Rückgang der Zahl der Inhaftierten in Thüringer Justizvollzugsanstalten

Beantwortet in der 91. Sitzung am 12. September 2008 (Plenarprotokoll 4/91)
Einem Artikel im "Freien Wort" (FW) vom 28. August 2008 ist zu entnehmen, dass laut Statistik die Zahl der Inhaftierten in den Thüringer Gefängnissen zurückgegangen sei und sich nun auf dem Stand des Jahres 2003 befinde. Diese Fakten erstaunen, auch angesichts der bisher vom Justizministerium immer wieder geäußerten Einschätzung, dass auch weiterhin hoher Belegungsdruck auf die Thüringer Justizvollzugsanstalten bestehe und mit einem Rückgang der Häftlingszahlen nicht zu rechnen sei. Unter anderem mit dieser Begründung wurde bisher von der Landesregierung mittelfristig der Bau einer neuen Justizvollzugsanstalt in Ostthüringen in Aussicht gestellt. Es erstaunt auch, dass das Justizministerium im Artikel den Rückgang der Bevölkerungszahl als eine Ursache für die statistische Entwicklung benennt.

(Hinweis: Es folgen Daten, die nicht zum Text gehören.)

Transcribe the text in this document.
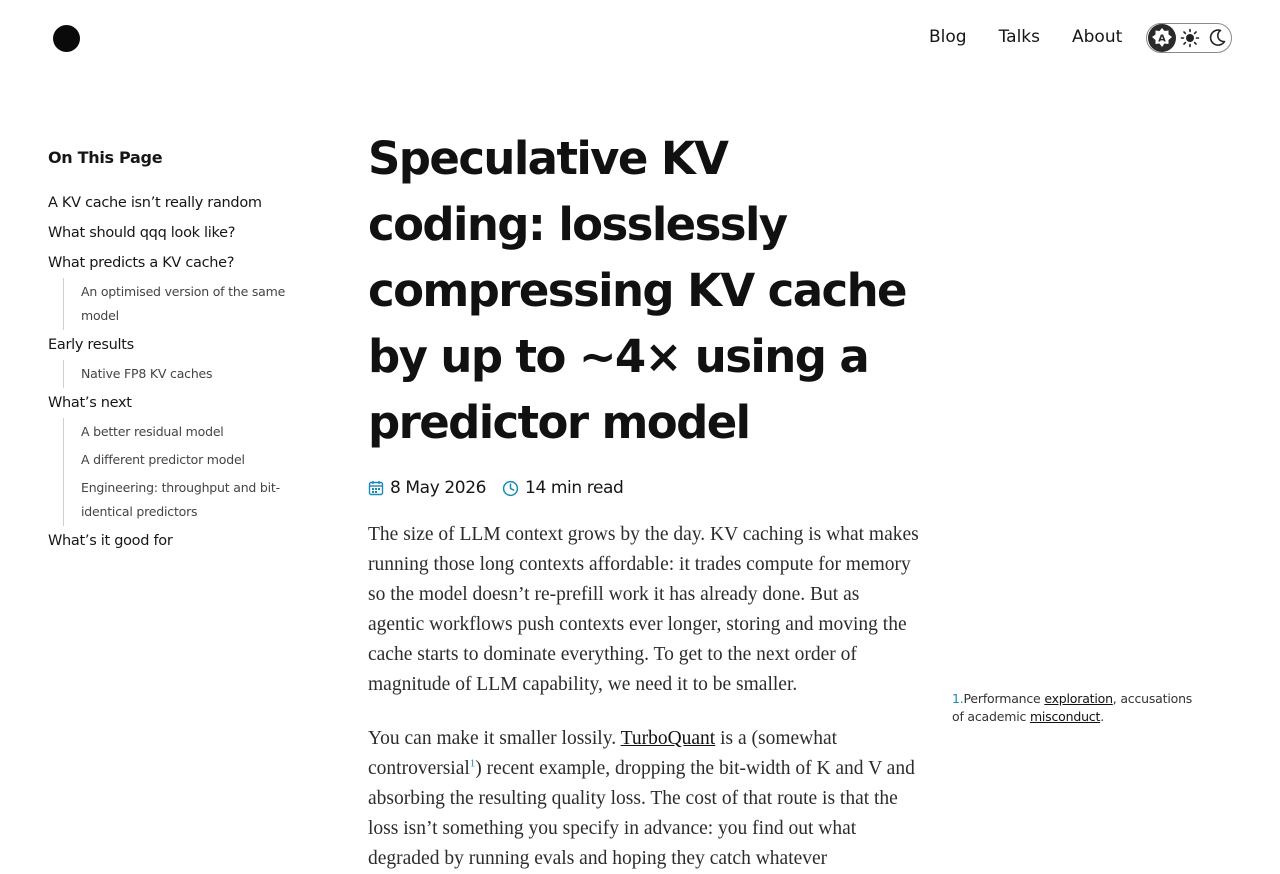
Blog Talks About	A
On This Page
A KV cache isn’t really random
What should qqq look like?
What predicts a KV cache?
An optimised version of the same model
Early results
Native FP8 KV caches
What’s next
A better residual model
A different predictor model
Engineering: throughput and bit-identical predictors
What’s it good for
Speculative KV coding: losslessly compressing KV cache by up to ~4× using a predictor model
8 May 2026 14 min read

The size of LLM context grows by the day. KV caching is what makes running those long contexts affordable: it trades compute for memory so the model doesn’t re-prefill work it has already done. But as agentic workflows push contexts ever longer, storing and moving the cache starts to dominate everything. To get to the next order of magnitude of LLM capability, we need it to be smaller.

You can make it smaller lossily. TurboQuant is a (somewhat controversial$^1$) recent example, dropping the bit-width of K and V and absorbing the resulting quality loss. The cost of that route is that the loss isn’t something you specify in advance: you find out what degraded by running evals and hoping they catch whatever

1.Performance exploration, accusations of academic misconduct.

Dies steht im Widerspruch zu Aussagen im Bericht über die demographische Entwicklung in Thüringen ("Thüringer Demographiebericht"), aus denen hervorgeht, dass die allgemeine Entwicklung der Bevölkerungszahlen keine signifikanten Auswirkungen auf den Bedarf an Justizvollzugseinrichtungen und Haftplätzen haben wird.

Ich frage die Landesregierung:

1. Inwiefern sind in den aktuellen Gefangenenzahlen, statistische Parameter wie Transportgefangene und andere spezifische Personengruppen enthalten bzw. ausgewiesen?

2. Wie hat sich die durchschnittliche Dauer der Zeitspanne zwischen Verurteilung und Haftantritt der Gefangenen in den einzelnen Thüringer Justizvollzugsanstalten in den Jahren 2000 bis 2008 entwickelt?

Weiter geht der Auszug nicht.